In the past couple of week since the 2017-2018 school year has started, students who drive to school have noticed what seemed to be an increase in police presence with fellow students getting pulled over almost every morning.

However, this increase is not the result of a formal decision by the Loudoun County Sheriff’s Department or the Loudoun County School Board. The sheriff’s department conducts rotations between the Loudoun County high schools in order to regulate traffic at each school at specific times during the year. Currently, Stone Bridge just happens to be the school under closer watch as part of this regular rotation.

Loudoun County Public Schools continues to be one of the safest school districts in the country according to Ms. Suzanne G. Devlin, Supervisor of Loudoun County Public Schools Safety and Security.

“In 2013, Loudoun County Public Schools partnered with the Department of Homeland Security to be among the first school divisions in the Country to join ‘If You See Something, Say Something,’” Ms. Devlin said.

She says keeping our schools safe is everyone’s job, and that is why the county has been so successful with this relatively new initiative.

“We should all be proud of the great partnerships we share with law enforcement and the Loudoun Community at large,” Ms. Devlin said.

School Resource Officers (SRO) also help to keep the Stone Bridge community safe. The SRO program was implemented in the county in 1996 and expanded as new schools were built throughout the county.

“The LCSO [Loudoun County Sheriff’s Department] did coordinate a School Awareness & Firm Enforcement (S.A.F.E.) Traffic Enforcement Initiative last week in the area of your school,” LCSO Media Relations and Communications Manager Mr. Kraig Troxell said, “LCSO staff coordinate with members of Loudoun County Public Schools to identify safety issues in regards to traffic and parking related issues and conduct traffic enforcement in those areas.”

The LCSO would like to remind students of a couple easily overlooked safety tips, such as remembering to take backpacks off before getting in the car and before putting your seatbelt on, and never standing in the road when waiting for the bus.

“Teens are also reminded never to overload their vehicle; everyone riding in a vehicle must use a safety belt,” Mr. Toxell said, “Be a good role model for your younger brothers, sisters and friends, and help them learn and follow vehicle safety rules.”

New School Resource Officer (SRO), Deputy John Paul Jones, filled Deputy Ritchy Fowler’s position when he retired at the end of last school year, and officer Jones is taking his new job very seriously.

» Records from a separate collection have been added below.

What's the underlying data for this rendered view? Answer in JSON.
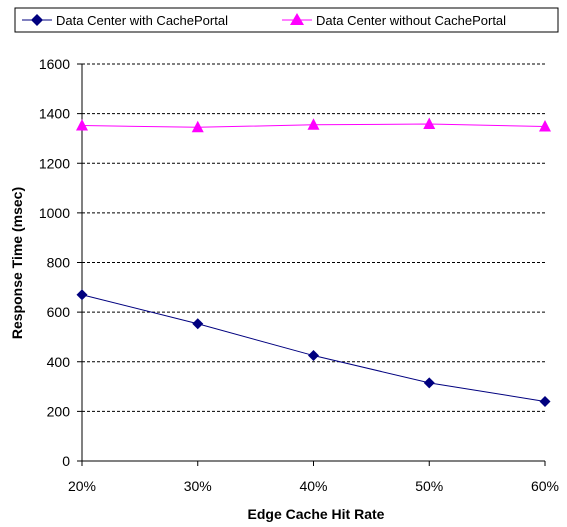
{
  "chart_data": {
    "type": "line",
    "x": [
      "20%",
      "30%",
      "40%",
      "50%",
      "60%"
    ],
    "xlabel": "Edge Cache Hit Rate",
    "ylabel": "Response Time (msec)",
    "ylim": [
      0,
      1600
    ],
    "yticks": [
      0,
      200,
      400,
      600,
      800,
      1000,
      1200,
      1400,
      1600
    ],
    "grid": true,
    "legend_position": "top",
    "series": [
      {
        "name": "Data Center with CachePortal",
        "values": [
          670,
          553,
          425,
          315,
          240
        ],
        "color": "#00007f",
        "marker": "diamond"
      },
      {
        "name": "Data Center without CachePortal",
        "values": [
          1352,
          1345,
          1355,
          1358,
          1348
        ],
        "color": "#ff00ff",
        "marker": "triangle"
      }
    ]
  }
}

“He’s done a great job fitting in so far; we really quickly developed a level of trust between the school administration and him,” principal Matt Wilburn said, “He’s been helping out a lot, he is very visible both in school and at after school activities.”

Deputy Jones’ job entails interacting with students, investigating crimes at school, keeping teachers, faculty, and students safe especially if the school is under any sort of threat, regulating traffic, educating students about the law, helping in drivers’ education classes, suicide assessments, and more.

“My favorite part of this job is getting to interact with the kids, answering questions about law enforcement and police matters,” Deputy Jones said, “A lot of kids don’t know a lot about police work, they only know what they see on the news which is about 1% of law enforcement work.”

He can be found in his office in the main office, the cafeteria, or the front of the school at various parts of the school day.

“I’m an intimidating person,” Deputy Jones said, “I’m a big guy with this giant [gun] on my chest and you guys think it’s scary, right? But I’m not that scary, we’re here to help.”

He wants students to know he is approachable and that he is here to help, protect, and inform the young adult community he works in.

“I don’t get paid a lot for doing this, but I am very passionate about my job and protecting this school,” Deputy Jones said.